Действие другого механизма видоизменяет отношение похищенного к похитителю. Для заложника невыносимо сознание того, что он всецело находится во власти подонка, злодея. Один из способов избавиться от этой мысли заключается в позиционировании, то есть в перемещении похитителя из «плохих» в «хорошие». Пленник внутренне готов… — да что там готов! — он просто жаждет признать резоны своего мучителя исключительно правильными и справедливыми. Он счастлив согласиться с любой политической программой, оправдать любую пакость, простить любую подлость за одно лишь подобие кривой улыбки. Еще бы — ведь если похититель оказывается хорошим, то, значит, и угрозы от него нет никакой!

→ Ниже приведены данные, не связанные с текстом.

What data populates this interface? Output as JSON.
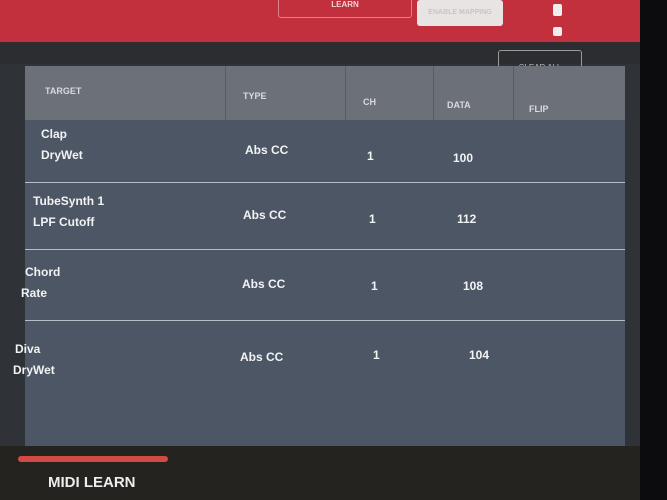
{
  "header": {
    "learn_label": "LEARN",
    "enable_mapping_label": "ENABLE MAPPING",
    "clear_all_label": "CLEAR ALL"
  },
  "table": {
    "columns": [
      "TARGET",
      "TYPE",
      "CH",
      "DATA",
      "FLIP"
    ],
    "rows": [
      {
        "target_line1": "Clap",
        "target_line2": "DryWet",
        "type": "Abs CC",
        "ch": "1",
        "data": "100",
        "flip": ""
      },
      {
        "target_line1": "TubeSynth 1",
        "target_line2": "LPF Cutoff",
        "type": "Abs CC",
        "ch": "1",
        "data": "112",
        "flip": ""
      },
      {
        "target_line1": "Chord",
        "target_line2": "Rate",
        "type": "Abs CC",
        "ch": "1",
        "data": "108",
        "flip": ""
      },
      {
        "target_line1": "Diva",
        "target_line2": "DryWet",
        "type": "Abs CC",
        "ch": "1",
        "data": "104",
        "flip": ""
      }
    ]
  },
  "bottom": {
    "tab_label": "MIDI LEARN"
  },
  "colors": {
    "accent": "#c1303c",
    "indicator": "#d24a44"
  }
}
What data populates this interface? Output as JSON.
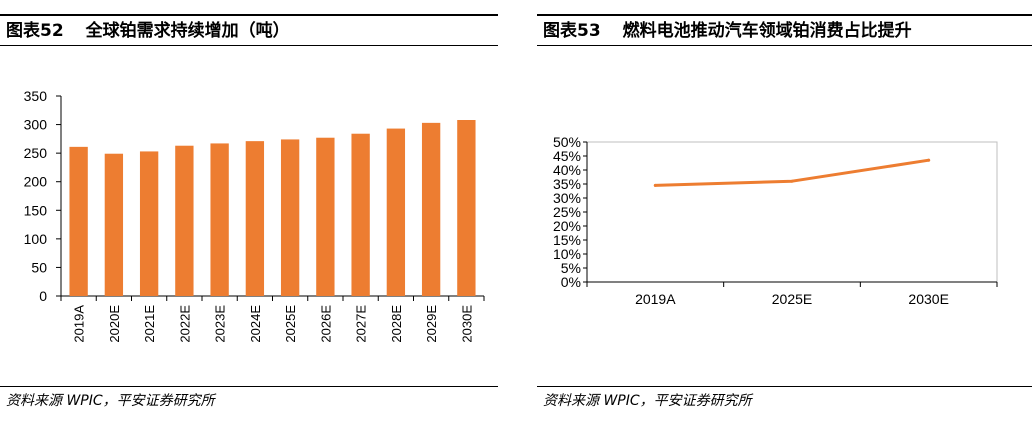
{
  "left": {
    "fig_label": "图表52",
    "fig_title": "全球铂需求持续增加（吨）",
    "source": "资料来源 WPIC，平安证券研究所"
  },
  "right": {
    "fig_label": "图表53",
    "fig_title": "燃料电池推动汽车领域铂消费占比提升",
    "source": "资料来源 WPIC，平安证券研究所"
  },
  "colors": {
    "series": "#ED7D31",
    "axis": "#000000",
    "frame": "#bfbfbf"
  },
  "chart_data": [
    {
      "type": "bar",
      "categories": [
        "2019A",
        "2020E",
        "2021E",
        "2022E",
        "2023E",
        "2024E",
        "2025E",
        "2026E",
        "2027E",
        "2028E",
        "2029E",
        "2030E"
      ],
      "values": [
        261,
        249,
        253,
        263,
        267,
        271,
        274,
        277,
        284,
        293,
        303,
        308
      ],
      "yticks": [
        0,
        50,
        100,
        150,
        200,
        250,
        300,
        350
      ],
      "ylim": [
        0,
        350
      ],
      "grid": false,
      "legend": "none"
    },
    {
      "type": "line",
      "categories": [
        "2019A",
        "2025E",
        "2030E"
      ],
      "values": [
        34.5,
        36,
        43.5
      ],
      "yticks": [
        "0%",
        "5%",
        "10%",
        "15%",
        "20%",
        "25%",
        "30%",
        "35%",
        "40%",
        "45%",
        "50%"
      ],
      "ylim": [
        0,
        50
      ],
      "grid": false,
      "legend": "none"
    }
  ]
}
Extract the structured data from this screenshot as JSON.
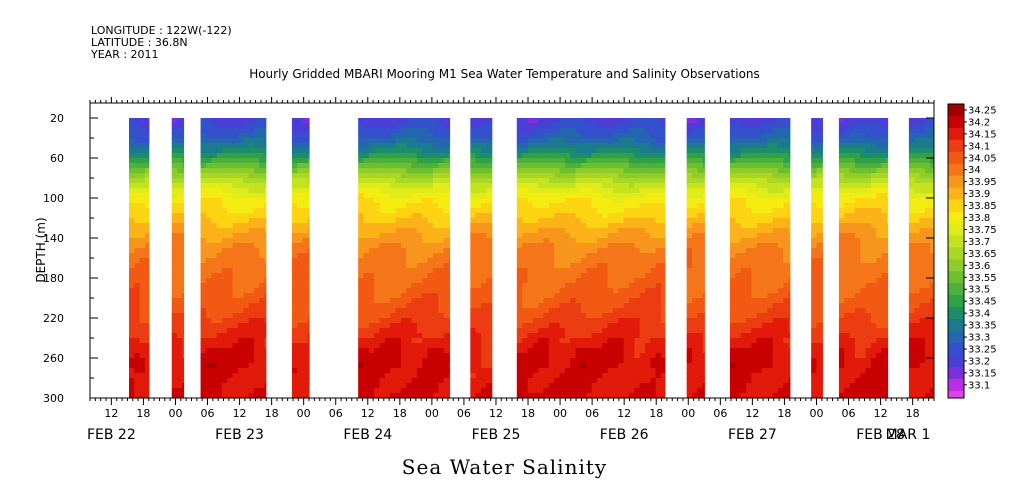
{
  "header": {
    "longitude": "LONGITUDE : 122W(-122)",
    "latitude": "LATITUDE : 36.8N",
    "year": "YEAR : 2011"
  },
  "chart_data": {
    "type": "heatmap",
    "title": "Hourly Gridded MBARI Mooring M1 Sea Water Temperature and Salinity Observations",
    "xlabel": "Sea Water Salinity",
    "ylabel": "DEPTH (m)",
    "x_units": "hours since 2011-02-22 00:00",
    "xlim": [
      8,
      166
    ],
    "ylim": [
      300,
      5
    ],
    "y_ticks": [
      20,
      60,
      100,
      140,
      180,
      220,
      260,
      300
    ],
    "x_hour_ticks": [
      {
        "h": 12,
        "label": "12"
      },
      {
        "h": 18,
        "label": "18"
      },
      {
        "h": 24,
        "label": "00"
      },
      {
        "h": 30,
        "label": "06"
      },
      {
        "h": 36,
        "label": "12"
      },
      {
        "h": 42,
        "label": "18"
      },
      {
        "h": 48,
        "label": "00"
      },
      {
        "h": 54,
        "label": "06"
      },
      {
        "h": 60,
        "label": "12"
      },
      {
        "h": 66,
        "label": "18"
      },
      {
        "h": 72,
        "label": "00"
      },
      {
        "h": 78,
        "label": "06"
      },
      {
        "h": 84,
        "label": "12"
      },
      {
        "h": 90,
        "label": "18"
      },
      {
        "h": 96,
        "label": "00"
      },
      {
        "h": 102,
        "label": "06"
      },
      {
        "h": 108,
        "label": "12"
      },
      {
        "h": 114,
        "label": "18"
      },
      {
        "h": 120,
        "label": "00"
      },
      {
        "h": 126,
        "label": "06"
      },
      {
        "h": 132,
        "label": "12"
      },
      {
        "h": 138,
        "label": "18"
      },
      {
        "h": 144,
        "label": "00"
      },
      {
        "h": 150,
        "label": "06"
      },
      {
        "h": 156,
        "label": "12"
      },
      {
        "h": 162,
        "label": "18"
      }
    ],
    "date_labels": [
      {
        "h": 12,
        "label": "FEB 22"
      },
      {
        "h": 36,
        "label": "FEB 23"
      },
      {
        "h": 60,
        "label": "FEB 24"
      },
      {
        "h": 84,
        "label": "FEB 25"
      },
      {
        "h": 108,
        "label": "FEB 26"
      },
      {
        "h": 132,
        "label": "FEB 27"
      },
      {
        "h": 156,
        "label": "FEB 28"
      },
      {
        "h": 172,
        "label": "MAR  1"
      }
    ],
    "data_segments": [
      {
        "start": 15.3,
        "end": 19.0
      },
      {
        "start": 23.3,
        "end": 25.5
      },
      {
        "start": 28.7,
        "end": 40.9
      },
      {
        "start": 45.8,
        "end": 49.0
      },
      {
        "start": 58.2,
        "end": 75.3
      },
      {
        "start": 79.2,
        "end": 83.2
      },
      {
        "start": 87.9,
        "end": 115.6
      },
      {
        "start": 119.7,
        "end": 123.0
      },
      {
        "start": 127.8,
        "end": 139.0
      },
      {
        "start": 143.0,
        "end": 145.1
      },
      {
        "start": 148.2,
        "end": 157.3
      },
      {
        "start": 161.3,
        "end": 168.5
      }
    ],
    "depth_profile": [
      {
        "depth": 20,
        "value": 33.22
      },
      {
        "depth": 40,
        "value": 33.3
      },
      {
        "depth": 55,
        "value": 33.42
      },
      {
        "depth": 70,
        "value": 33.58
      },
      {
        "depth": 85,
        "value": 33.72
      },
      {
        "depth": 100,
        "value": 33.83
      },
      {
        "depth": 115,
        "value": 33.88
      },
      {
        "depth": 130,
        "value": 33.94
      },
      {
        "depth": 150,
        "value": 34.01
      },
      {
        "depth": 170,
        "value": 34.04
      },
      {
        "depth": 190,
        "value": 34.06
      },
      {
        "depth": 210,
        "value": 34.09
      },
      {
        "depth": 230,
        "value": 34.13
      },
      {
        "depth": 250,
        "value": 34.18
      },
      {
        "depth": 265,
        "value": 34.2
      },
      {
        "depth": 280,
        "value": 34.19
      },
      {
        "depth": 300,
        "value": 34.21
      }
    ],
    "colorbar": {
      "levels": [
        "34.25",
        "34.2",
        "34.15",
        "34.1",
        "34.05",
        "34",
        "33.95",
        "33.9",
        "33.85",
        "33.8",
        "33.75",
        "33.7",
        "33.65",
        "33.6",
        "33.55",
        "33.5",
        "33.45",
        "33.4",
        "33.35",
        "33.3",
        "33.25",
        "33.2",
        "33.15",
        "33.1"
      ],
      "colors": [
        "#a00000",
        "#c80000",
        "#e21a0a",
        "#ec3c12",
        "#f25a14",
        "#f47618",
        "#f8951c",
        "#fbb319",
        "#fcd412",
        "#f4ec10",
        "#e0ec1a",
        "#c4e21e",
        "#a8d824",
        "#8ecc2a",
        "#6ebf2e",
        "#4cb03a",
        "#2fa146",
        "#1d8c6a",
        "#1a7a8e",
        "#2466b0",
        "#3550cc",
        "#4b3ed8",
        "#7a30dc",
        "#b630e4",
        "#e040f0"
      ]
    }
  }
}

Третий механизм психолог назвал дистанцированием. Угроза сама по себе ужасна, но еще хуже — вынужденное бездействие. Все твое существо панически требует действия, а ты не в состоянии даже пошевелить пальцем. В самом деле, чем заняться в ситуации захвата, когда похититель усадил тебя на пол, связал, заткнул рот кляпом, приковал к батарее отопления? Человек буквально не может ничем отвлечься, он вынужден все время возвращаться мыслями к своей беде, обречен постоянно вариться в мучительном котле кошмарных фантазий. Единственный, да и то не всегда предлагаемый вид занятий — активное сотрудничество с преступником. Причем чем больше заложник сотрудничает, тем больше у него появляется шансов на развитие этой целебной для психики деятельности: она становится более разнообразной, интересной, а значит, дает больше возможностей «забыть» о главной беде, отдалиться, дистанцироваться от нее.
А кроме этого…
13
— Зачем вы мне это рассказываете?
— Что?.. — ее вопрос выбивает меня из колеи.
Что она вообще делает здесь, эта ассистентка… или как ее там?.. — корректор? Мне не требуется никакой коррекции.
— Поймите, Карп, — говорит женщина, и в голосе ее звучат недоумение и раздражение, прорвавшиеся наконец через барьер вынужденной сдержанности. — Поймите, текст не может бросаться из стороны в сторону. Требуется хотя бы минимальное композиционное единство. Нашей темой, как мы договаривались, является пропавший человек по имени Арье Йосеф, он же Лёня Йозефович. Понимаете? Арье Йосеф, а не железнодорожные проблемы адмирала Колчака. Лёня Йозефович, а не шведский сукин сын и общая теория психологии заложников. Ну при чем тут все это? Вы вообще слишком часто отвлекаетесь на тему заложников. Я не буду спрашивать — почему, наверное, есть тому причины, но…
— Отчего же, спросите, — перебиваю я. — Потому что в этом все дело — в заложничестве. Как вы не понимаете? — Все мы заложники, больше или меньше. Вот я…
— Да-да, я помню — вы заложник своего отца. Но речь-то…
— Подождите. Да, я заложник отцовского безумия. Но и сам отец… — посмотрите на него, Лена! Налицо все признаки стокгольмского синдрома. Вы ведь уже знакомы с его историей, по крайней мере, частично. Борису эта история претит, ему кажется отвратительным отцовское пристрастие к Карпу Патрикеевичу, ему непонятен отцовский антисемитизм, призывы покаяться неизвестно в чем… ну, вы слышали. Но это болезнь, Лена! Человека искалечили в детстве — вот и всё. Вернее, нет, не всё — его продолжали калечить и дальше. Он попал в заложники в шестилетнем возрасте, только представьте себе — шестилетним ребенком!